Miss Smith (I'm giving her an alias) was my second grade teacher. She was funny, smart, pretty, young, etc., but the thing I remember most about her: Her big toes had almost no toenails. Why did this pop back into my brain? It is more than likely a where-should-I-file-this-experience that has lingered in the dust bunny-filled recesses of my mind, waiting for its walking papers.
She was a tall, broad shouldered woman and everything about her was large, for a woman, or at least my perception of women in all of my 6 or 7 years. Her toes were like big fleshy things with small dots in the center of each of them, the small dots being her toenails. I know this because everyday during story time she would sit in a chair, and we, her students, would sit cross-legged on the floor in front of her.
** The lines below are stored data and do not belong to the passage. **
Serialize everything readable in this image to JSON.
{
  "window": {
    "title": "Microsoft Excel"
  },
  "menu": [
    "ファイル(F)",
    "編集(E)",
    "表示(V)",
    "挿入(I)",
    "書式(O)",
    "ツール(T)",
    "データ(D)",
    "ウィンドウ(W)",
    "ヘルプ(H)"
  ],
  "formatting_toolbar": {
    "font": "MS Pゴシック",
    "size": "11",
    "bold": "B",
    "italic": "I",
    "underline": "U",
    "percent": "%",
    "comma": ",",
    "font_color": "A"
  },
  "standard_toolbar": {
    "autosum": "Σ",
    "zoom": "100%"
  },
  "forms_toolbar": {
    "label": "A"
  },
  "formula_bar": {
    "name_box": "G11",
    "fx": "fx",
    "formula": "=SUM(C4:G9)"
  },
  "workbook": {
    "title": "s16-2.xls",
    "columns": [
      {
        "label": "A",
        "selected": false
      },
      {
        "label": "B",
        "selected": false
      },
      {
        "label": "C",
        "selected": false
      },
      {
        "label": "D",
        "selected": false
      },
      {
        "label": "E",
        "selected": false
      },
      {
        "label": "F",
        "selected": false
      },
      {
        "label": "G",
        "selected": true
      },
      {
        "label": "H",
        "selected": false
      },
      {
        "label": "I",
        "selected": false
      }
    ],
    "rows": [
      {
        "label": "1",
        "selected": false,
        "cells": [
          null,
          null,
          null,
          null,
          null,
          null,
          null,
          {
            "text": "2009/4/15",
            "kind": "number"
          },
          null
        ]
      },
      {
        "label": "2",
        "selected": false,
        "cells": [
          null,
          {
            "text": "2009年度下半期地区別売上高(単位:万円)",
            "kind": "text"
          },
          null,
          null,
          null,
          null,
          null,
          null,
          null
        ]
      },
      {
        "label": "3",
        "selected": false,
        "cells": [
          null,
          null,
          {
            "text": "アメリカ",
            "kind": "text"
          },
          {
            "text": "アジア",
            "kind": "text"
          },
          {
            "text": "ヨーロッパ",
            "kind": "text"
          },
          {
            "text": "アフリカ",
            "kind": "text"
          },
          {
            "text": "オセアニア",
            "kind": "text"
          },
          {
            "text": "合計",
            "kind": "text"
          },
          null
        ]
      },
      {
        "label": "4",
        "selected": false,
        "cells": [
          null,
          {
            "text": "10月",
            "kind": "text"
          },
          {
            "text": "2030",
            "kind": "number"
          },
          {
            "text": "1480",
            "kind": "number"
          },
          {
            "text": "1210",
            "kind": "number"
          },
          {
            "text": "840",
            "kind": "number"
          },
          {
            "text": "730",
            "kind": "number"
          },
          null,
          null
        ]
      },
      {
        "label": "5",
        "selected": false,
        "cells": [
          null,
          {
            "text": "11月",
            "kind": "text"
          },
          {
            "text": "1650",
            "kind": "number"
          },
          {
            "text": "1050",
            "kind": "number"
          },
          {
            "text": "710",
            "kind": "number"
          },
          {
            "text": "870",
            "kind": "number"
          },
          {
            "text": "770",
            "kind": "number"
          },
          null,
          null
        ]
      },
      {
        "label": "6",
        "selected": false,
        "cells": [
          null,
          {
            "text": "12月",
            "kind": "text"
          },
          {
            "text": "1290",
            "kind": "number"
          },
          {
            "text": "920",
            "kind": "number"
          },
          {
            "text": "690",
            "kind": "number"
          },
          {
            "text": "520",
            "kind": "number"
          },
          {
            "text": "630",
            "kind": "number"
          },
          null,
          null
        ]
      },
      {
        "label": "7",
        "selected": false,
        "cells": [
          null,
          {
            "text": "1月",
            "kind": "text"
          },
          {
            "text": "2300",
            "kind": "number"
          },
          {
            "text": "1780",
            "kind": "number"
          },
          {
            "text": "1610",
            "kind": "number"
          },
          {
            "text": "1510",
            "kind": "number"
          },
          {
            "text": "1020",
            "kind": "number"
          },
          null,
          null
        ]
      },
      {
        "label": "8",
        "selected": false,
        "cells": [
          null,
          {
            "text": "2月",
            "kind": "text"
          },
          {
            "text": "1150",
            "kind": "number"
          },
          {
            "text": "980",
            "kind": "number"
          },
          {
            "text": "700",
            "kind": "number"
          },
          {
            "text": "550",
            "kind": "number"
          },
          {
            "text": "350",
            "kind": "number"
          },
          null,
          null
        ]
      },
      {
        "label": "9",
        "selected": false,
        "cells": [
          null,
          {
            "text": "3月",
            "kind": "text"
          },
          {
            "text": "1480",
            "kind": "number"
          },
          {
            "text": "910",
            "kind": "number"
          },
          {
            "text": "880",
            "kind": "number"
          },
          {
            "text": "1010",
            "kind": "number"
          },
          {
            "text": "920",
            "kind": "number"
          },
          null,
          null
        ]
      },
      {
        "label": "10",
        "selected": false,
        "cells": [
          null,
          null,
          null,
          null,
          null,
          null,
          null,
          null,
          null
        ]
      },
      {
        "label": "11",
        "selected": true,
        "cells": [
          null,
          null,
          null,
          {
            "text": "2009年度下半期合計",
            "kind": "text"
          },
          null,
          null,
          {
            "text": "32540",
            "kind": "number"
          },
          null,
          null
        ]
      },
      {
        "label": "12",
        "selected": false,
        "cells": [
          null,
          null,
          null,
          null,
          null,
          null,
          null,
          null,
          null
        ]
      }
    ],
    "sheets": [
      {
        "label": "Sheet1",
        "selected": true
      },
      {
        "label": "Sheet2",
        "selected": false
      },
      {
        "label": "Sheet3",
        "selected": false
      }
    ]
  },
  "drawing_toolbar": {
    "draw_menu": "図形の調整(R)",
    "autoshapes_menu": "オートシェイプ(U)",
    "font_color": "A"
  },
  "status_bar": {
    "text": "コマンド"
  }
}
I always tried to sit up front, right next to her so I could stare at her toes.
Sharing my obsession with Miss Smith's feet with my classmates was never an option. Not because I was ashamed or embarrassed that I was fascinated by her toenail deformity, but because if everyone knew about those strange toes, there would have been an impromptu game of King of the Mountain to sit next to her feet during story time, and I was a skinny, scrawny little runt with no hopes of winning.
Today I tried googling images of big toes with tiny toe nails, and I didn't see anything that resembled Miss Smith's toes. Maybe that explains my being enthralled with the things...maybe no one else had or has had since, that toenail problem. Perhaps she is the one and only person on the planet with that condition, and I was there to see them!
Now that I've written this down, I'm hoping those walking papers will be granted, and the images of Miss Smith's strangely beautiful (in a morbid, creepy sense) toenails will walk right out of my head, and for good.